Malam kembali hening saat Tama memeluknya dari belakang. bayangan masa lalu itu kembali datang.
Sebuah rahasia yang selama ini ia sembunyikan.
“Aku takut kamu meninggalkanku jika tahu siapa aku sebenarnya,” bisiknya dalam hati.
Karena jauh di masa lalu, Tama pernah melakukan sesuatu yang tidak akan pernah bisa ia lupakan.
Dan jika kebenaran itu terungkap…
yang hancur bukan hanya rahasianya.
Tetapi juga pernikahan yang selama ini ia jaga mati-matian.
Karya ini diterbitkan atas izin NovelToon Nufierose, isi konten hanyalah pandangan pribadi pembuatnya, tidak mewakili NovelToon sendiri
TERTANGKAP BASAH
BAB 33
Pagi itu, suasana di apartemen Selin yang biasanya sunyi mendadak tegang. Tama duduk di sofa dengan kaki bersilang, menyesap kopi hitam buatannya sendiri dengan tatapan yang bisa membekukan air terjun. Pikirannya tadi sudah kacau balau, membayangkan Kevin telah menculik asisten kesayangannya, namun kenyataan di depannya jauh lebih mengejutkan.
Gery membeku di ambang pintu kamar. Rambutnya berantakan, kausnya sedikit miring, dan wajahnya menunjukkan ekspresi orang yang tertangkap basah merampok bank.
"Tam... kau... sejak kapan di sini?" suara Gery tercekat.
Tama tidak menjawab. Ia hanya meletakkan cangkir kopinya perlahan ke meja, bunyi klik antara keramik dan kaca terdengar seperti suara kokangan senjata. Tanpa memedulikan Gery yang masih mematung, Tama melangkah lebar menuju kamar Selin.
Di dalam, Selin sedang duduk di depan laptop dengan rambut yang masih agak acak-acakan. Saat melihat Tama masuk, ia refleks menyambar jubah tidurnya dan membungkus tubuhnya rapat-rapat.
"Tam? Bagaimana bisa?" Selin kaget setengah mati.

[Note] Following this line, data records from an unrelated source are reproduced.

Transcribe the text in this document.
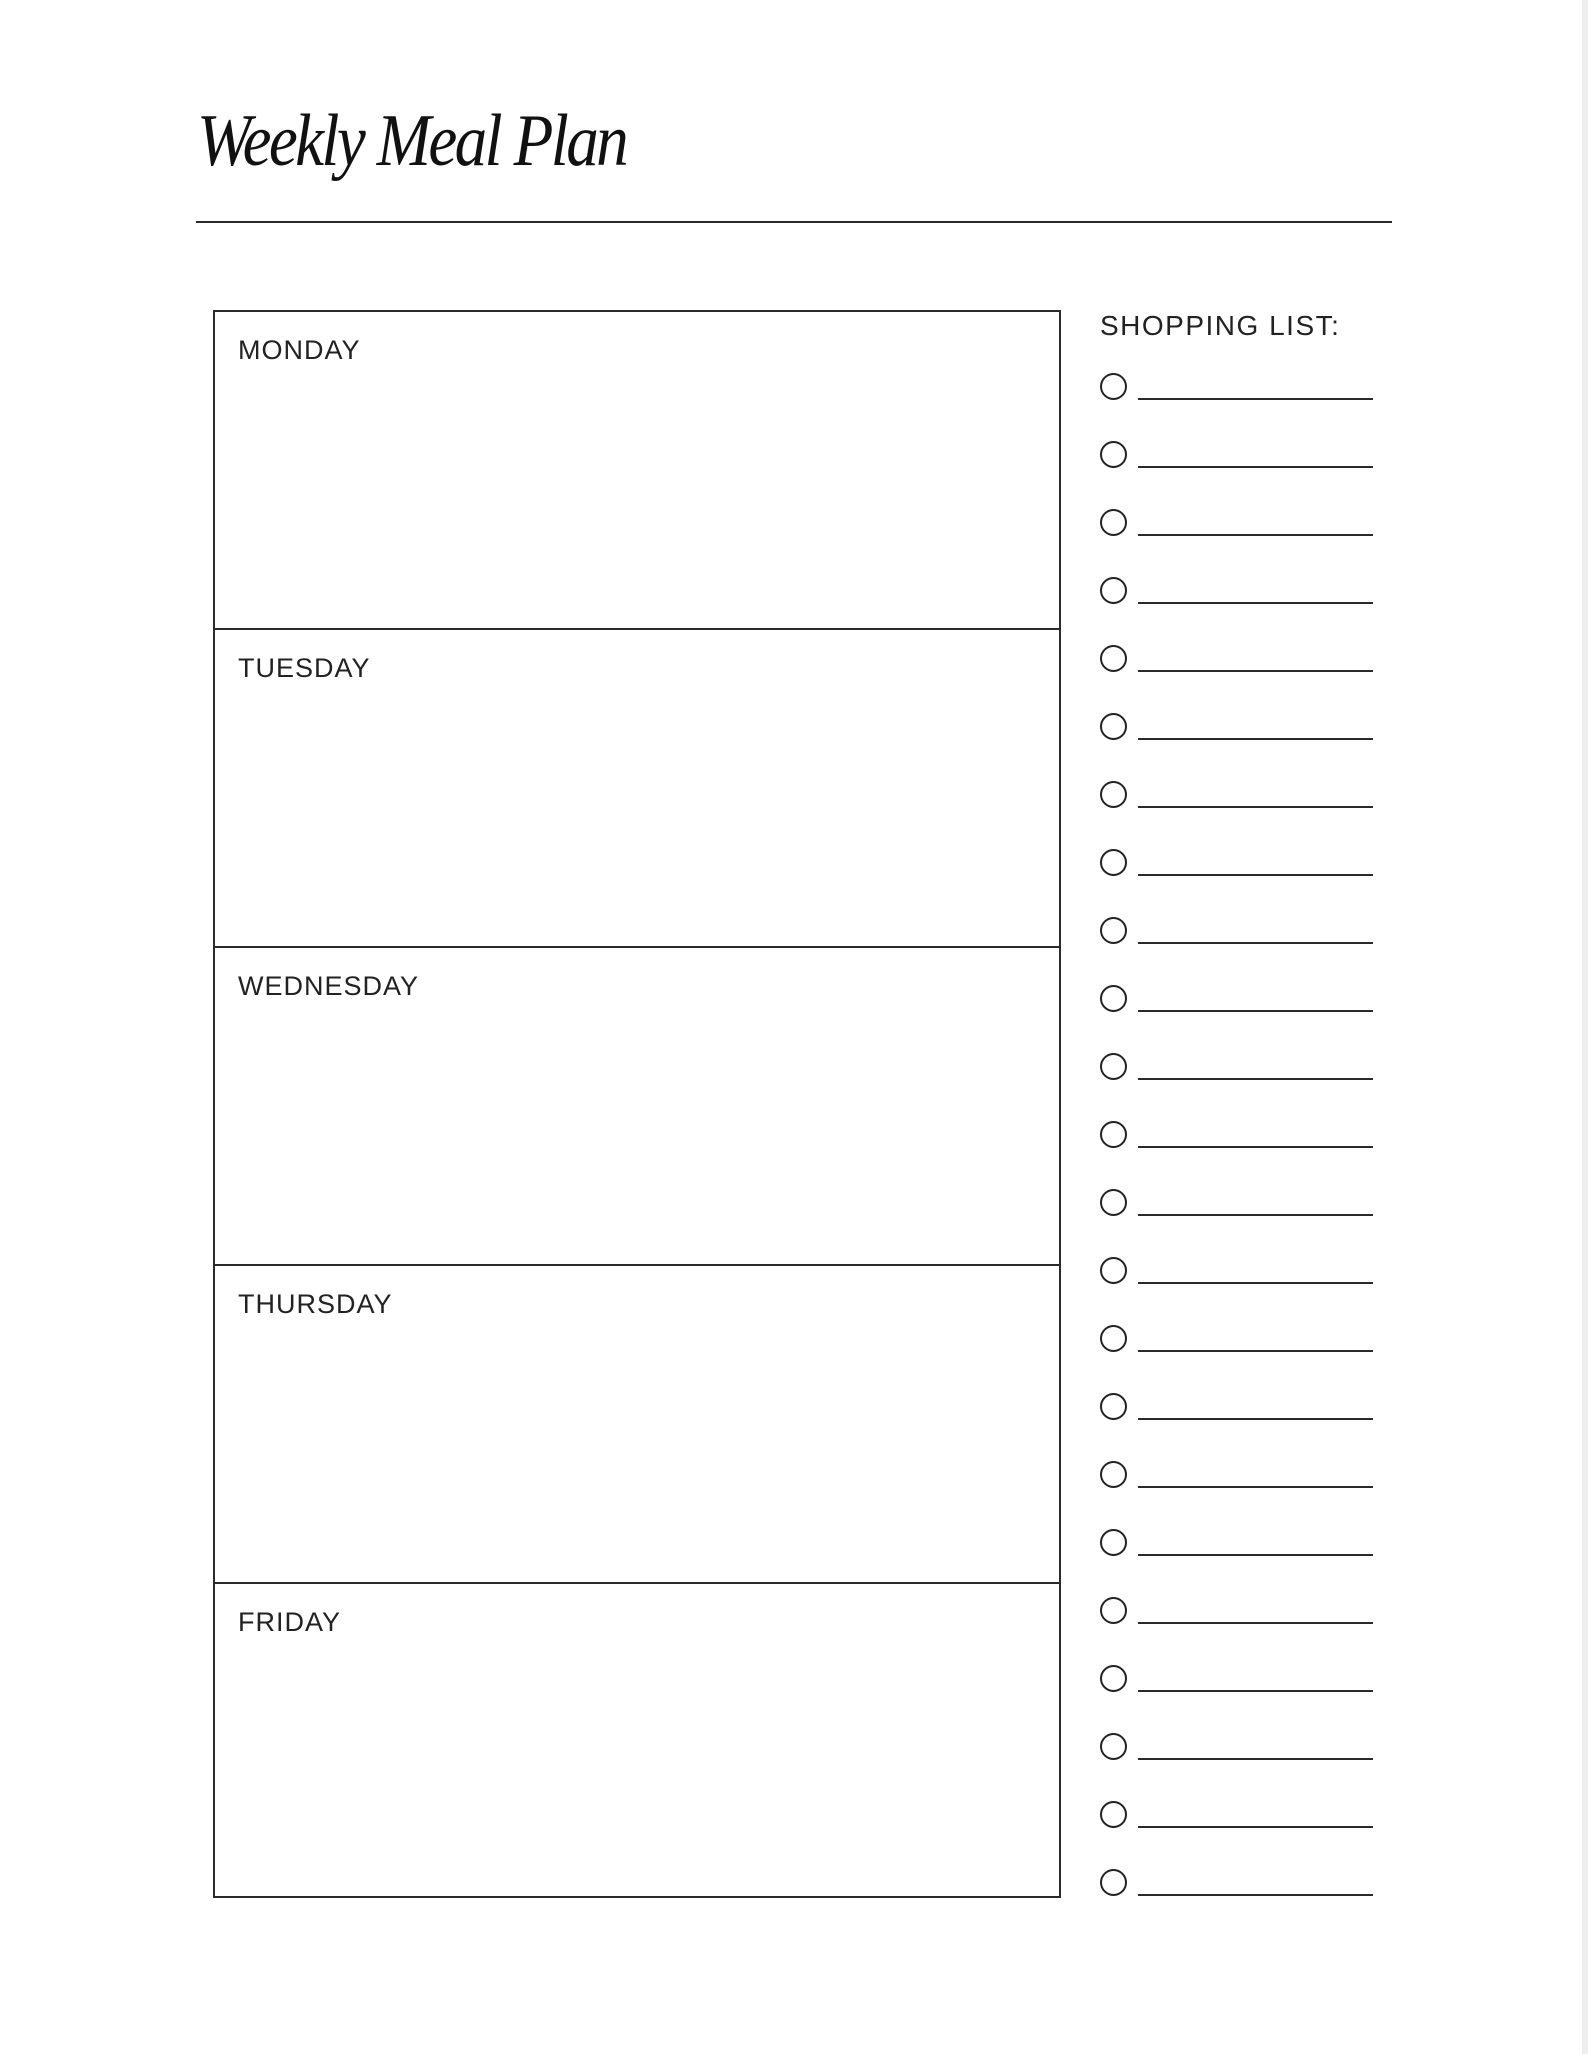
Weekly Meal Plan
MONDAY
TUESDAY
WEDNESDAY
THURSDAY
FRIDAY

SHOPPING LIST:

"Ponselmu mati, Sein. Aku pikir kamu sudah jadi mayat di tangan Kevin," potong Tama dengan suara rendah yang berbahaya. Matanya melirik ke arah Gery yang mengekor di belakangnya dengan wajah pucat.
Tama berbalik, menatap Gery dengan tatapan mengintimidasi yang biasa ia gunakan di ruang rapat.
"Wah! Gercep sekali kalian ya? Ger, kau meniduri Sein?"
Gery langsung melambaikan tangan dengan panik.
"Tunggu! Tam, jangan salah paham! Tidak ada yang... maksudku, kami tidak melakukan 'itu'!"
Tama mengangkat sebelah alisnya, menunjuk ke arah tempat tidur yang tampak berantakan.
"Lalu kenapa kamu keluar dari kamar ini dengan wajah seperti itu? Dan sejak kapan kalian memakai cincin yang sama?"
Detail sekali memang bapak negara ini, sampai-sampai membuat dua sejoli ini nampak tak berkutik.
Selin berdehem, mencoba mengembalikan martabatnya sebagai asisten profesional.
"Dia hanya menginap, Tam. Untuk keamanan. Dan soal cincin... Gery melamarku semalam."
Tama tertawa hambar, sebuah tawa yang jarang terdengar namun penuh dengan sarkasme.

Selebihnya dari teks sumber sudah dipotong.